Scott Fowler: New Sprint Cup format adds much-needed drama to final race
Hamlin
As is the case almost every year in college basketball’s Final Four, the last quartet standing in NASCAR is not what you would have expected.
In the first year of the sport’s new playoff format, Kevin Harvick, Joey Logano, Denny Hamlin and Ryan Newman enter Sunday’s final race dead even.
The best finisher among those four in that race – whether any of them win it or not – will claim the 2014 championship.
“There are no points anymore,” Hamlin said. “You can swing for the fences.”
None of these four have won a Sprint Cup title. This is a Final Four with major intrigue and minor star power.
If this was college basketball, all of the No. 1 seeds would be gone. No Duke, no North Carolina, no Kentucky, no UCLA. You know that person in your office who knows nothing about basketball but once won the office pool by picking winners based on uniform colors? That person would love this final four.
These drivers have more in common with Gonzaga or Butler – sustained excellence at times, but no national championships.
But it’s certainly not their fault that there’s no Jimmie Johnson or Jeff Gordon, no “Bad Brad” Keselowski, no Tony Stewart and no Busch brother in the last group. Playing by the new rules of the game – in which the championship field began with 16 drivers and lopped four off every three races – Harvick, Logano, Hamlin and Newman survived and scraped their way almost to the top.
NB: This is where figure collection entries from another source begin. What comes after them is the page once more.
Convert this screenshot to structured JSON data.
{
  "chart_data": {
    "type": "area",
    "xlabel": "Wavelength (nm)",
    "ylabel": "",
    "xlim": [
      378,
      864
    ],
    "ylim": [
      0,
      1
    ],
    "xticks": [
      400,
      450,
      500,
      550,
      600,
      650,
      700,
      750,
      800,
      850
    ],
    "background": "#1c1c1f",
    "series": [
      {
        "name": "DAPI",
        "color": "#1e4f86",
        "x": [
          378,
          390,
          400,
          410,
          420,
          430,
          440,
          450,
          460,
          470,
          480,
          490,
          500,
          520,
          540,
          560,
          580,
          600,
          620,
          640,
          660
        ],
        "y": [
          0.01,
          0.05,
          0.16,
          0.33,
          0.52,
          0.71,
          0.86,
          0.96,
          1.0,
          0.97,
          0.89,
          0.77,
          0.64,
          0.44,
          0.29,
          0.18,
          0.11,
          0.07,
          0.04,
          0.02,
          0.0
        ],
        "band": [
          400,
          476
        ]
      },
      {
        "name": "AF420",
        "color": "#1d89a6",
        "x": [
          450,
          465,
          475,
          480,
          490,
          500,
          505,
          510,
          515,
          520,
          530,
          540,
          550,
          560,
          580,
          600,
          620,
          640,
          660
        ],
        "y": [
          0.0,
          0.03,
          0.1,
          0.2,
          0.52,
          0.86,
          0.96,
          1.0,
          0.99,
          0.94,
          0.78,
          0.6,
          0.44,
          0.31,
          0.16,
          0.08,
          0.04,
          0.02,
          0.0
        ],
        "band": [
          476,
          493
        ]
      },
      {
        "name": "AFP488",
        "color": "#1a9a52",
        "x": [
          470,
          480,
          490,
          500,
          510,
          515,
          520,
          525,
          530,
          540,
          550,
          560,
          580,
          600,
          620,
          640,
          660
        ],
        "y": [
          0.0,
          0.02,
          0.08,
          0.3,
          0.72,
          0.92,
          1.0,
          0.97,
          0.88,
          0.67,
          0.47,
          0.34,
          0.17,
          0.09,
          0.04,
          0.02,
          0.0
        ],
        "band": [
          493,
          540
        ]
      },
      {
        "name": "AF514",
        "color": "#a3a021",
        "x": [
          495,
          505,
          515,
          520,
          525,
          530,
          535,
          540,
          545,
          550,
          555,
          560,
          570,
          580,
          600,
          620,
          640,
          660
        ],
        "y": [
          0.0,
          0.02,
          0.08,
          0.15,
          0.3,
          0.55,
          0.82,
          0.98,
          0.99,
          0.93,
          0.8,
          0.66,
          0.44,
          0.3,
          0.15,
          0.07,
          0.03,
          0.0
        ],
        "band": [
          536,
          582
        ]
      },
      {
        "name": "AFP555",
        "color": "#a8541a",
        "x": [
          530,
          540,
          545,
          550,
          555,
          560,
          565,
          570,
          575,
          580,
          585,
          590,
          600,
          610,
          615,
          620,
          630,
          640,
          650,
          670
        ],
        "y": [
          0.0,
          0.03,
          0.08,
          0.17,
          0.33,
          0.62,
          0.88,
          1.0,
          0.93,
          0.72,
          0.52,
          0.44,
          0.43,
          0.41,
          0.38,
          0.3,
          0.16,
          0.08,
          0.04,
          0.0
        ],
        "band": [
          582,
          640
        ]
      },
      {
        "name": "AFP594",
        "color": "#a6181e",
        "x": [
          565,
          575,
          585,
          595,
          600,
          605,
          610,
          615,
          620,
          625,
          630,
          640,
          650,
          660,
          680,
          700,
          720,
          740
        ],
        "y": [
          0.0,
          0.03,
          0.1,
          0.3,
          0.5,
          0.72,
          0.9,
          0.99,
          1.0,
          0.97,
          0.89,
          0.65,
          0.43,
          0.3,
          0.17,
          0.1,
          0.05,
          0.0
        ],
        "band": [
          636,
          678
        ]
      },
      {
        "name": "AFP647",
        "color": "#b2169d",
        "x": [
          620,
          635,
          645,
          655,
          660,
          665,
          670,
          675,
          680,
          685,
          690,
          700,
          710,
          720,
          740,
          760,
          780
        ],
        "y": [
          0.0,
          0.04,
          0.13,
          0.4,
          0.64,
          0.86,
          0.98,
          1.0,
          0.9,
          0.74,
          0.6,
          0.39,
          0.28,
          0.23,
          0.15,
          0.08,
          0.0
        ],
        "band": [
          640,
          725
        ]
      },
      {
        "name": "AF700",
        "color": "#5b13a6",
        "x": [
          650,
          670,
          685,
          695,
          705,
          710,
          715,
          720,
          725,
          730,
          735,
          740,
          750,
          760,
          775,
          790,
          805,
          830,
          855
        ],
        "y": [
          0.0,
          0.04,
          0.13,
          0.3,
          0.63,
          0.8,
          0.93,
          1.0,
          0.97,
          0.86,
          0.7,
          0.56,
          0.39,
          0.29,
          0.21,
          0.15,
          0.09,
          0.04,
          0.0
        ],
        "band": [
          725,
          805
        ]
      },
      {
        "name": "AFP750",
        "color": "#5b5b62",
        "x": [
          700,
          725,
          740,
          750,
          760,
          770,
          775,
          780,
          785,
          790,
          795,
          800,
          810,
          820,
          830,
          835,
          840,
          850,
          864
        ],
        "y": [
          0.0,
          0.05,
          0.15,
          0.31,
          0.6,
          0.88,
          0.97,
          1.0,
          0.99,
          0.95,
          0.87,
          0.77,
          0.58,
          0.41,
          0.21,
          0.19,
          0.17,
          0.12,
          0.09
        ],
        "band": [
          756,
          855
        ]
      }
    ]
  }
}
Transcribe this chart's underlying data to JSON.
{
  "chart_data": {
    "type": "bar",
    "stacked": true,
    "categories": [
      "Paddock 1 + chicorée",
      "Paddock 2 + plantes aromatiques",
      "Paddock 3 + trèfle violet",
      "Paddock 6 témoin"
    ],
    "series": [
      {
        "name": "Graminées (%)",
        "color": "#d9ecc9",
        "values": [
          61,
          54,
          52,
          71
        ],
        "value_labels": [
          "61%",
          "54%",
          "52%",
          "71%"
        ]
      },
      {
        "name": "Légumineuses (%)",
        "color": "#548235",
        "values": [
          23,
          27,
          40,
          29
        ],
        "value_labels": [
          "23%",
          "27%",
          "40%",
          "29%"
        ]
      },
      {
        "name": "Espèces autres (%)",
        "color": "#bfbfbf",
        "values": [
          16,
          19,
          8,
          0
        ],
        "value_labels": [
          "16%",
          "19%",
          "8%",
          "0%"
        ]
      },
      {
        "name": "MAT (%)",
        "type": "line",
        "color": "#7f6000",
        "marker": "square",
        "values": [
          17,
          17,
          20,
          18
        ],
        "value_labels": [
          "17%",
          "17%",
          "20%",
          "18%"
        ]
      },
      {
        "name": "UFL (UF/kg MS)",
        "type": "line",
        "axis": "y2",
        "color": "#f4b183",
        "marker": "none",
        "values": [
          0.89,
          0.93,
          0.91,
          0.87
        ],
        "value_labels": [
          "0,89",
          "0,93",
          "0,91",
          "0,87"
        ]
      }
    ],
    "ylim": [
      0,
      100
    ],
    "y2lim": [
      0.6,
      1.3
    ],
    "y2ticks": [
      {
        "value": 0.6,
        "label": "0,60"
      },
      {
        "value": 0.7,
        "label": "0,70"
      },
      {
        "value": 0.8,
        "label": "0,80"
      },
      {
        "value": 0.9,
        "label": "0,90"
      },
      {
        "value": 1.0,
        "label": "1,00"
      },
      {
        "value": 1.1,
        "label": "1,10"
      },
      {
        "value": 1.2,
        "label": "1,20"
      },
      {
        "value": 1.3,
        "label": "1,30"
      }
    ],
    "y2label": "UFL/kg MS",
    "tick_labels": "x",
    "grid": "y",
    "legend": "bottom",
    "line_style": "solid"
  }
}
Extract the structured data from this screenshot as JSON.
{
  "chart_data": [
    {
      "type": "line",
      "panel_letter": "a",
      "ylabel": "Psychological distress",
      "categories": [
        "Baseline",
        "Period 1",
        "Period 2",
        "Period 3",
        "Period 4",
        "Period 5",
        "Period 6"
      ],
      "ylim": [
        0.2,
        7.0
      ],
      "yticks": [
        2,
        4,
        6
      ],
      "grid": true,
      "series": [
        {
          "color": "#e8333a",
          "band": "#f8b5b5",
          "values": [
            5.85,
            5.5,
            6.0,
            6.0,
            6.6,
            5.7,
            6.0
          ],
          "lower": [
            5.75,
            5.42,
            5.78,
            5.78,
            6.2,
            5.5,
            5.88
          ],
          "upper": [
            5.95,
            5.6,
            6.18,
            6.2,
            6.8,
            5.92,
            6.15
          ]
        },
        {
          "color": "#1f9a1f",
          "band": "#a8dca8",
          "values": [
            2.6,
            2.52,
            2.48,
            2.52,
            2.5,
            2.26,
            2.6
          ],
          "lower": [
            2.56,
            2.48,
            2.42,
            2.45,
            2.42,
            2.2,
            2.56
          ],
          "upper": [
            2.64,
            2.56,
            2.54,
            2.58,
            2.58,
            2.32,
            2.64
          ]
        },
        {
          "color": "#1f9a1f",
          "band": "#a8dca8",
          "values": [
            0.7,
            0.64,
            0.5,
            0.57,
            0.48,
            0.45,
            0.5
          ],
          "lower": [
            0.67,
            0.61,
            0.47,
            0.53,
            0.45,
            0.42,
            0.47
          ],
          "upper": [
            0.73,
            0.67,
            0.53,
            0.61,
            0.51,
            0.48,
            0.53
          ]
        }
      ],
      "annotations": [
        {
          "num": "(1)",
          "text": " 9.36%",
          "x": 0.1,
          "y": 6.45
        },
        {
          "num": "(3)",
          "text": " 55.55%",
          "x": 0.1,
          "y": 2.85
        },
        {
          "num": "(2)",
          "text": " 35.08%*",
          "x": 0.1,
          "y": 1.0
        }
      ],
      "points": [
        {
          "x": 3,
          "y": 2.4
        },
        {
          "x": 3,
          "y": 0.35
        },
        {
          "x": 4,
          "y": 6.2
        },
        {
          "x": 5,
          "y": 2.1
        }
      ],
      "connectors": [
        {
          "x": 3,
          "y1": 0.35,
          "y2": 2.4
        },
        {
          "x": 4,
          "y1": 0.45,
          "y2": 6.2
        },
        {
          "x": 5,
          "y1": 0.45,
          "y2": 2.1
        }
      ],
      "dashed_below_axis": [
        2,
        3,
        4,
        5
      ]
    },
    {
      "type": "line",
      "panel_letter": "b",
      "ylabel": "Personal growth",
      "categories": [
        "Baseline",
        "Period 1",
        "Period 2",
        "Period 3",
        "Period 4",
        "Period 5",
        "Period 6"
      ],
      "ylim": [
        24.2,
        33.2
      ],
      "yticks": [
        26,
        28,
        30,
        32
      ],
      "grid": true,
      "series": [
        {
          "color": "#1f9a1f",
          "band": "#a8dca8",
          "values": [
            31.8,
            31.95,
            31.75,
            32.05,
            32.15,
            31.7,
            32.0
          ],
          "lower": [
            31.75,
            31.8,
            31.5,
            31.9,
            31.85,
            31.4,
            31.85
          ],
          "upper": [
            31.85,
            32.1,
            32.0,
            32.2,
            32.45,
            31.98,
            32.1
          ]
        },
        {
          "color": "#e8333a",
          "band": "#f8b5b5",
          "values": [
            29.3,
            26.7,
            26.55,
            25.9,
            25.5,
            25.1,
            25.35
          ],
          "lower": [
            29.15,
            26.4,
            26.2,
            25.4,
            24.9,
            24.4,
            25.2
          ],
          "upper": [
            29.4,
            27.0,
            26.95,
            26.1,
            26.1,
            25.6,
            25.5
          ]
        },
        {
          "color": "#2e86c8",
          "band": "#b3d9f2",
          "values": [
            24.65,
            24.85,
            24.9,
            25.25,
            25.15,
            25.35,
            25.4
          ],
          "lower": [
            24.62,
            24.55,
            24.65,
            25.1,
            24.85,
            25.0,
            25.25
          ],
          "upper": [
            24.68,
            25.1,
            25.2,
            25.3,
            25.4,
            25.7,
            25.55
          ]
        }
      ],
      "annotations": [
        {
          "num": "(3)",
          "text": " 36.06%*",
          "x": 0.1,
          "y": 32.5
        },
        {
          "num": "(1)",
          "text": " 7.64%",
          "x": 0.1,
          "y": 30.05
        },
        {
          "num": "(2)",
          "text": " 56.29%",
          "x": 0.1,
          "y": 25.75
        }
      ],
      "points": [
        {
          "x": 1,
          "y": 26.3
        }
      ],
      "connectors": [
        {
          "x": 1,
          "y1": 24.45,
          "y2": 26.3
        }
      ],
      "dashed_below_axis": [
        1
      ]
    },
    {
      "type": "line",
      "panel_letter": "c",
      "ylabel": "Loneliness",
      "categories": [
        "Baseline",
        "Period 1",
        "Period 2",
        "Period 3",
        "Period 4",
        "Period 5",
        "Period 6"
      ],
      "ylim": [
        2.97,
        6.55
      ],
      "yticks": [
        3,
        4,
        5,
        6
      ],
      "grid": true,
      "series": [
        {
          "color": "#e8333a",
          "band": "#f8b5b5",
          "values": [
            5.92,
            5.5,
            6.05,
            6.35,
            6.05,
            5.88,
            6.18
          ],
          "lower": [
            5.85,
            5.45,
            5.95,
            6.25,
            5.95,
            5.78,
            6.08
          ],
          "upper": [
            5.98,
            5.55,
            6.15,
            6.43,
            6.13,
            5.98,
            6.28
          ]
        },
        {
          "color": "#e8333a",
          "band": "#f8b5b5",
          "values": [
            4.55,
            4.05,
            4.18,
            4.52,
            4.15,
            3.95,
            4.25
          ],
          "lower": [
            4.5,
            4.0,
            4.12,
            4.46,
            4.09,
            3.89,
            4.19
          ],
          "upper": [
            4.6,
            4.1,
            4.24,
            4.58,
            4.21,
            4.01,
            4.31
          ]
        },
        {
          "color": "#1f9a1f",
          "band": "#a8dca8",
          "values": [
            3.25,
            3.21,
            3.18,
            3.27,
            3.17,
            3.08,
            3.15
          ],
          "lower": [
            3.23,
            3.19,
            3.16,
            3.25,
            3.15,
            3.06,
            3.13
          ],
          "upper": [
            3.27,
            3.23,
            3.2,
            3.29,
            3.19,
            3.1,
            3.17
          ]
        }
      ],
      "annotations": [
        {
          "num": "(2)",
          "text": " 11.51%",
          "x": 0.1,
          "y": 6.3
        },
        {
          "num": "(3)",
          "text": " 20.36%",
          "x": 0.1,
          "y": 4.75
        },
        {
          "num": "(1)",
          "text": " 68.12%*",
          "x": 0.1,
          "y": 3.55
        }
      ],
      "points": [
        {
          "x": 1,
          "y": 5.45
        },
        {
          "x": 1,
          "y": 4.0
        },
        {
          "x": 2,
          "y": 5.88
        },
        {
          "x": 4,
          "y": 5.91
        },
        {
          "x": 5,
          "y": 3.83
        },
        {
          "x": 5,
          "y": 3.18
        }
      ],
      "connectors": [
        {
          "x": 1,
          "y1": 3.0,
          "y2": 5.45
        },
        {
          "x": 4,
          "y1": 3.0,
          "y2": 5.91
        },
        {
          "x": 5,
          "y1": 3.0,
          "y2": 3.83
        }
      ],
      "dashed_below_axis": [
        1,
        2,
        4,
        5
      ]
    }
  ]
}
All that remains is today’s race to decide the title.
“This new format is the best thing that has happened to our sport in as long as I can remember,” Harvick said at a news conference featuring each of the final four drivers in Miami Wednesday. “It’s simple enough that fans can follow along, and the past nine races have been as good as any I’ve ever been a part of.”
I would agree with that. There have been postrace scuffles. There have been wrecks galore. There has been controversy. There was Harvick on Wednesday ribbing Logano – repeatedly – about something that happened at Talladega earlier this season.
In other words, it’s just about exactly what NASCAR wanted when it rolled out its latest tweaks to its playoff format in 2014.
But even with the new emphasis on winning, it’s not perfect. Newman, for instance, hasn’t won a race all year and has only led a handful of laps yet has managed to get into the final four by virtue of consistently staying out of major trouble. Hamlin has only won once but made it, too. Harvick and Logano, on the other hand, have won multiple times in 2014 (Harvick four wins, Logano five) but still go in with no advantage in the final race.
“We’re all in the same boat Sunday,” said Logano, who at 24 is the youngest of the final four. “It’s going to be entertaining.”
With the emphasis primarily on beating the other three today, it’s quite conceivable that one of the four will wreck somebody else near the end of the race if the championship is on the line. Newman did exactly that to make the field last week, taking a spot away from Gordon in the process. Harvick said undoubtedly they will all “do what we have to do, and deal with the repercussions later.”
Many previous season finales at Homestead have often seemed to be Sunday drives with the accelerator set on cruise control – especially some of those times when six-time champ Jimmie Johnson had such a commanding lead that about all he had to do to win is not wreck.
Not today. The new format guarantees drama. And if the first nine races of these NASCAR playoffs are any indication, it will be a fun ride.